Performance vs Morality

Performance is a function of performance.

We offer certain inputs, inside a certain environment, and we see what kind of outputs we get.

The more we can control for the environment the more we can predict and modulate our inputs to get a certain output. The more chaotic or seemingly random the environment the more performance becomes part art and part science.

It’s easy to get lost in the dance that we ‘should’ know the correct inputs.
We should have the right knowledge, experience, data, and courage to make the ‘right’ choices.

Only a future you really knows what the results of your choices are.

From here, the future is a void. When we measure performance, observe the process, and are attentive to results we can generally perform better over time given the right resources.

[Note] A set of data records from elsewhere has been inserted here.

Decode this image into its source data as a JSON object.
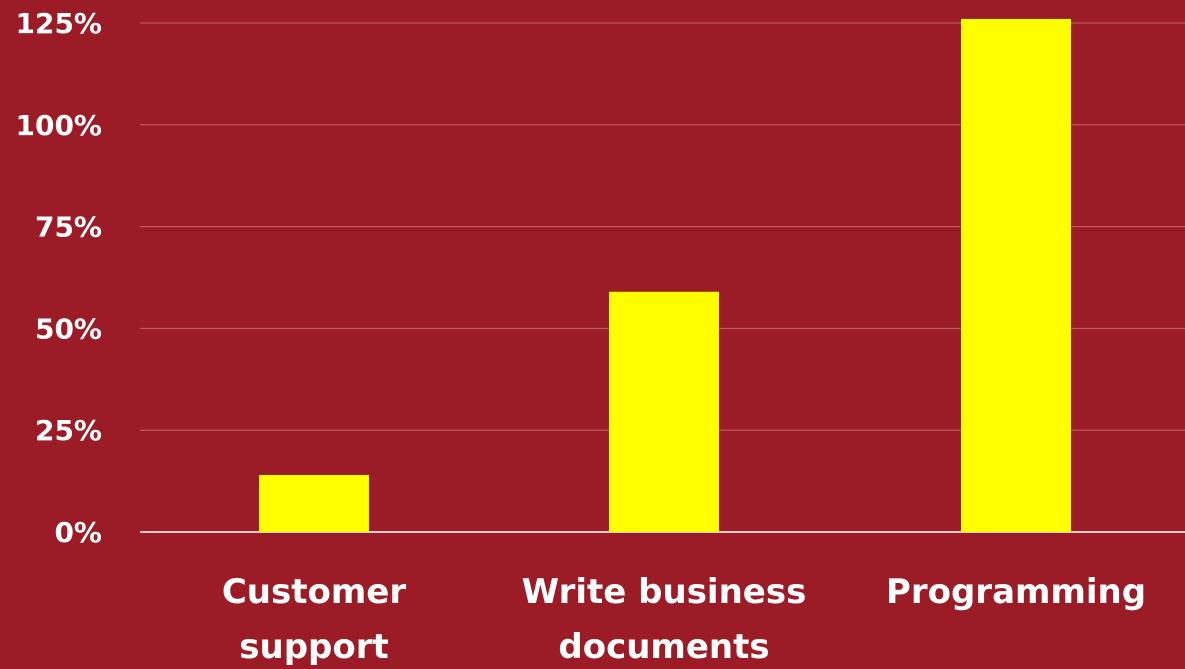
{
  "colors": {
    "background": "#9b1c26",
    "bar": "#ffff00",
    "grid": "#c4656c",
    "axis": "#e7c9cb",
    "text": "#ffffff"
  },
  "chart_data": {
    "type": "bar",
    "categories": [
      "Customer support",
      "Write business documents",
      "Programming"
    ],
    "category_lines": [
      [
        "Customer",
        "support"
      ],
      [
        "Write business",
        "documents"
      ],
      [
        "Programming"
      ]
    ],
    "values": [
      14,
      59,
      126
    ],
    "ylim": [
      0,
      125
    ],
    "yticks": [
      0,
      25,
      50,
      75,
      100,
      125
    ],
    "ytick_labels": [
      "0%",
      "25%",
      "50%",
      "75%",
      "100%",
      "125%"
    ],
    "grid": true,
    "legend": "none"
  }
}
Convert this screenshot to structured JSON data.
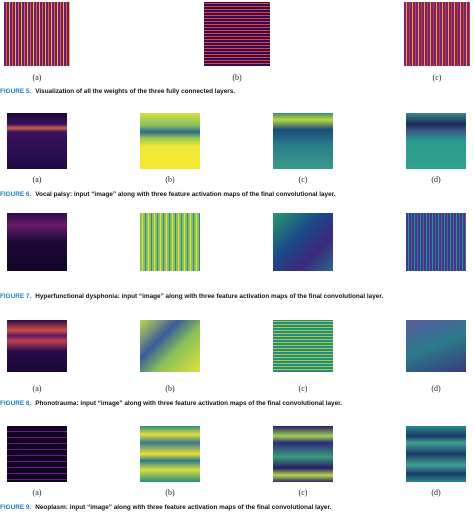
{
  "figures": [
    {
      "label": "FIGURE 5.",
      "caption": "Visualization of all the weights of the three fully connected layers.",
      "panels": [
        "(a)",
        "(b)",
        "(c)"
      ]
    },
    {
      "label": "FIGURE 6.",
      "caption": "Vocal palsy: input “image” along with three feature activation maps of the final convolutional layer.",
      "panels": [
        "(a)",
        "(b)",
        "(c)",
        "(d)"
      ]
    },
    {
      "label": "FIGURE 7.",
      "caption": "Hyperfunctional dysphonia: input “image” along with three feature activation maps of the final convolutional layer."
    },
    {
      "label": "FIGURE 8.",
      "caption": "Phonotrauma: input “image” along with three feature activation maps of the final convolutional layer.",
      "panels": [
        "(a)",
        "(b)",
        "(c)",
        "(d)"
      ]
    },
    {
      "label": "FIGURE 9.",
      "caption": "Neoplasm: input “image” along with three feature activation maps of the final convolutional layer.",
      "panels": [
        "(a)",
        "(b)",
        "(c)",
        "(d)"
      ]
    }
  ]
}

Morality is how good you are or a judgment about whether you are a good person.

Because we value performance we often think that people who perform better are better people. It isn’t actually true, and very often we’re disappointed when star athletes, giants of industry, or our leaders reveal their human frailty to us.
But because we value performance it’s easy to think that performance is the most important factor of morality. Even though it’s not.

While thinking that performing better will make us better people might inspire us to work and pay attention, the utility of this mix up pretty much stops there. And for every person who seeks to perform better to be better, there are three people who feel awful about who they are because of some real or imagined lack of performance.

In truth, these two things are just different. Not that they don’t interact and play with each other. But performance is performance. It’s a measure of outputs based on certain inputs in a certain environment. And morality is morality. It’s about who you choose to be in life, it’s about kindness and generosity, it’s about love.

And anyone who’s ever tried to measure of tweak the utility of love through performance can probably tell you the futility of trying to bar graph the heart.

If you can allow them to be separate. If you can survive poor performance while maintaining a good self-image, so much is possible for you. It takes work, but it’s a worthwhile path to follow if you wish to do meaningful work in the world.